Wichtiger ist jedoch der Schwerpunkt bei einem Klangideal, wie es im späten 19. Jahrhundert, der Entstehungszeit der Zürcher Tonhalle, entwickelt worden ist. Dieses Klangideal, sei es in der deutschen, sei es in der französischen Ausprägung, lebt von einem reich ausgebauten Angebot an Grundstimmen, an Registern in der 8-Fuss-Lage. Davon enthält die Disposition der neuen Orgel eine bemerkenswerte Auswahl – von Salicional bis zu Unda maris, von voix céleste bis zu voix humaine. Nicht der Terrassendynamik der Barockorgel, sondern vielmehr dem bruchlosen Übergang zwischen den Klangfarben und der geschmeidigen Steigerung der Lautstärke soll damit der Boden bereitet werden – ganz so, wie es von einem Orchester verwirklicht werden kann. Für die Orgel als eine andere Art Orchester haben in Frankreich Komponisten wie César Franck, Charles-Marie Widor oder Louis Vierne, im deutschsprachigen Kulturbereich Franz Liszt und Max Reger geschrieben. Die Orgel als zweites Orchester wird dagegen in Werken wie der Orgelsinfonie von Camille Saint-Saëns oder der achten Sinfonie Gustav Mahlers verlangt. Nicht zuletzt ist ein Instrument solcher Ausprägung aber auch in der Lage, sensibel auf die Erfordernisse in der Begleitung von Chören zu reagieren.
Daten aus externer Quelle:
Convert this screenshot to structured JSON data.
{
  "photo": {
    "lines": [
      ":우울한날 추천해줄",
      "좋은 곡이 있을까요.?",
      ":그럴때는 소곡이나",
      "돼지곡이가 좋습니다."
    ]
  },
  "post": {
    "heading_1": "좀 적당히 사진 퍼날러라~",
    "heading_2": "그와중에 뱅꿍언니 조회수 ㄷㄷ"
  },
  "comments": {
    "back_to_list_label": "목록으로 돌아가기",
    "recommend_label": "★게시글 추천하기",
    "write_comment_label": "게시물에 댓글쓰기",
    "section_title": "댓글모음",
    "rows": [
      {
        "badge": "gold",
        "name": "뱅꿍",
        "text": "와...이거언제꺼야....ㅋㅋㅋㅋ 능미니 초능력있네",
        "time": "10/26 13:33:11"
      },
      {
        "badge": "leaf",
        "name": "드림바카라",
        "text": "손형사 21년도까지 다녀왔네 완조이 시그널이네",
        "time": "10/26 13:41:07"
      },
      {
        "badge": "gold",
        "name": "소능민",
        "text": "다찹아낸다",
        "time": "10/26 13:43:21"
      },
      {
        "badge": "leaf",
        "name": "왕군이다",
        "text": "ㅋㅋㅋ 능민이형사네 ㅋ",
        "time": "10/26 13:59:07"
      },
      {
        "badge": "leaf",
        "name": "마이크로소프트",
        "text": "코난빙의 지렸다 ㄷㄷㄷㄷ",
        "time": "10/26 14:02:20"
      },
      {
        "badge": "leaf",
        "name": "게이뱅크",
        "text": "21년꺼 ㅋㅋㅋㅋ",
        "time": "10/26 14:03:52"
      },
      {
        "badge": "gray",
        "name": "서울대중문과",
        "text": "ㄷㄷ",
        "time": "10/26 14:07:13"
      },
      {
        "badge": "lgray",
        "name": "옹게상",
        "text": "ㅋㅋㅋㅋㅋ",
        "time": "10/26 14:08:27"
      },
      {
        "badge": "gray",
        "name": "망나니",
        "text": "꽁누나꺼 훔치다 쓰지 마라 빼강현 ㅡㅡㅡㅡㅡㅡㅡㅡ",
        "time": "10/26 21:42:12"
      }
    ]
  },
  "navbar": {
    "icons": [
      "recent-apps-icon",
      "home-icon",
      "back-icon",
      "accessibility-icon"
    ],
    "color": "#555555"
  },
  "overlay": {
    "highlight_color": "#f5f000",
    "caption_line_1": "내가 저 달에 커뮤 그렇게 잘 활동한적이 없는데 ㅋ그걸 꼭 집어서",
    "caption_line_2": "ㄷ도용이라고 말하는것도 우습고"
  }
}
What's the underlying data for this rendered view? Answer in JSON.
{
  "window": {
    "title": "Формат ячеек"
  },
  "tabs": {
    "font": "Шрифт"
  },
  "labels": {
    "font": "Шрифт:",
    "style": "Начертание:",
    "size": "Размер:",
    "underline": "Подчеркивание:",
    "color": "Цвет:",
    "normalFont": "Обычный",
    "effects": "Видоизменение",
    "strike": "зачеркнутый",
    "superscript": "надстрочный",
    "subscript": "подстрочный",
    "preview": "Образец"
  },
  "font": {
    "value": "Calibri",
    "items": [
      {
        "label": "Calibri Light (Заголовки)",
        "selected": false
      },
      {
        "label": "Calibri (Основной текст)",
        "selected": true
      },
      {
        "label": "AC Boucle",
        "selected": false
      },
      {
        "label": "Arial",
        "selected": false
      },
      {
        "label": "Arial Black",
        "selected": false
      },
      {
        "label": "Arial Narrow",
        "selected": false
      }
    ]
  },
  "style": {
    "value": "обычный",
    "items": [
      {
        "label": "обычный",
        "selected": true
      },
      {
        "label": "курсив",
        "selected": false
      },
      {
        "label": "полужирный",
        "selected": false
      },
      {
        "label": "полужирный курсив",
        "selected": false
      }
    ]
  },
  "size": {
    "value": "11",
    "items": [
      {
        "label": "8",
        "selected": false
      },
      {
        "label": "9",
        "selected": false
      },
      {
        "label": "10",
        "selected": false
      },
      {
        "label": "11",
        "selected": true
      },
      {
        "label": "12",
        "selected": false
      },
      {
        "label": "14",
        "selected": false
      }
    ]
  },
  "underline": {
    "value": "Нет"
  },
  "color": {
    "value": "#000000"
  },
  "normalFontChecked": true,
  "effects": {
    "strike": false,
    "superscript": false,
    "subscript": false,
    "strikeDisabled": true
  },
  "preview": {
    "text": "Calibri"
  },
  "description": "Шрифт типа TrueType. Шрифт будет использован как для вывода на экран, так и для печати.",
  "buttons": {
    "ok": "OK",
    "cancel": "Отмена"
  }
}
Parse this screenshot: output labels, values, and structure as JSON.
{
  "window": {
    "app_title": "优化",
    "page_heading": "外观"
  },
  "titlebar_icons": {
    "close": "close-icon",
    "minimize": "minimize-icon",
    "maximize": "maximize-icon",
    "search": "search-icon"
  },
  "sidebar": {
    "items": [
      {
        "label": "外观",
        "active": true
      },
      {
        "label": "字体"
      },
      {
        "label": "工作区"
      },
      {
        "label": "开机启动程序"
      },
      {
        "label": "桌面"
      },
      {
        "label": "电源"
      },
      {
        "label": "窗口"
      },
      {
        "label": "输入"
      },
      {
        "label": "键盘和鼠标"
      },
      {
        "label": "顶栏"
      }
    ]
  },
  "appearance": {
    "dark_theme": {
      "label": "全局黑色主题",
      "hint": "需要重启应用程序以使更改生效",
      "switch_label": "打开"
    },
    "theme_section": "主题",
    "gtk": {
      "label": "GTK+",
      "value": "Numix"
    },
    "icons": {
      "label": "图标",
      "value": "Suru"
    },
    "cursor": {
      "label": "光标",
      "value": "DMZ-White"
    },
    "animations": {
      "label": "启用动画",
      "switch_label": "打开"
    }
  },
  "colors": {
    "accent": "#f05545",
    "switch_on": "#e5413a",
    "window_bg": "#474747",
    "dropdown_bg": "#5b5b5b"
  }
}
In ihrer Anlage, das ist nicht zu übersehen, repräsentiert die Disposition (wie übrigens auch manche technische Eigenheit) der neuen Zürcher Orgel einen recht eigentlichen Paradigmenwechsel. Sie tut einen Schritt zurück vom Zurück. Die Rückbesinnung auf die Prinzipien des barocken Orgelbaus, die sogenannte «Orgelbewegung» des 20. Jahrhunderts, hat die romantische Orgel nachhaltig in Verruf gebracht; zahlreiche Instrumente dieses Typs sind abgebrochen und durch solche barocker Bauart ersetzt worden. Oftmals mit Gewinn, stets aber auch um den Preis des Verlusts einer Klangkultur, für die es ein immenses Repertoire gibt. Inzwischen ist der missionarische Furor erlahmt, hat die Orgelbewegung an Wirkungsmacht eingebüsst. So wird heute manches Instrument aus dem Geist der Romantik erhalten, gar restauriert; so kann auch eine Orgel entstehen, wie sie vom nächsten Herbst an in der Tonhalle Zürich erklingen wird – und hoffentlich oft genug erklingen wird.
Dass in die Tonhalle eine Orgel aus dem Hause Kuhn kommt, hat übrigens auch seine historische Logik. Es ist gleichsam eine Rückkehr. Die erste Orgel der Tonhalle-Gesellschaft Zürich hat der Firmengründer Johann Nepomuk Kuhn auf das Jahr 1872 hin in das Kornhaus am Bellevue gesetzt. Als 1895 die damals so genannte Neue Tonhalle beim Bürkliplatz eröffnet wurde, war das Instrument dorthin transferiert worden. Zweimal wurde es erweitert, bis es 1988 durch die Orgel von Kleuker & Steinmeyer ersetzt wurde. Inzwischen die alte Orgel aus der Neuen Tonhalle im Zürcher Neumünster, wo sie seit 1995 wieder zu hören ist. Ihre Nachfolgerin in der renovierten Tonhalle am See hat es in sich. Hoffen wir das Beste.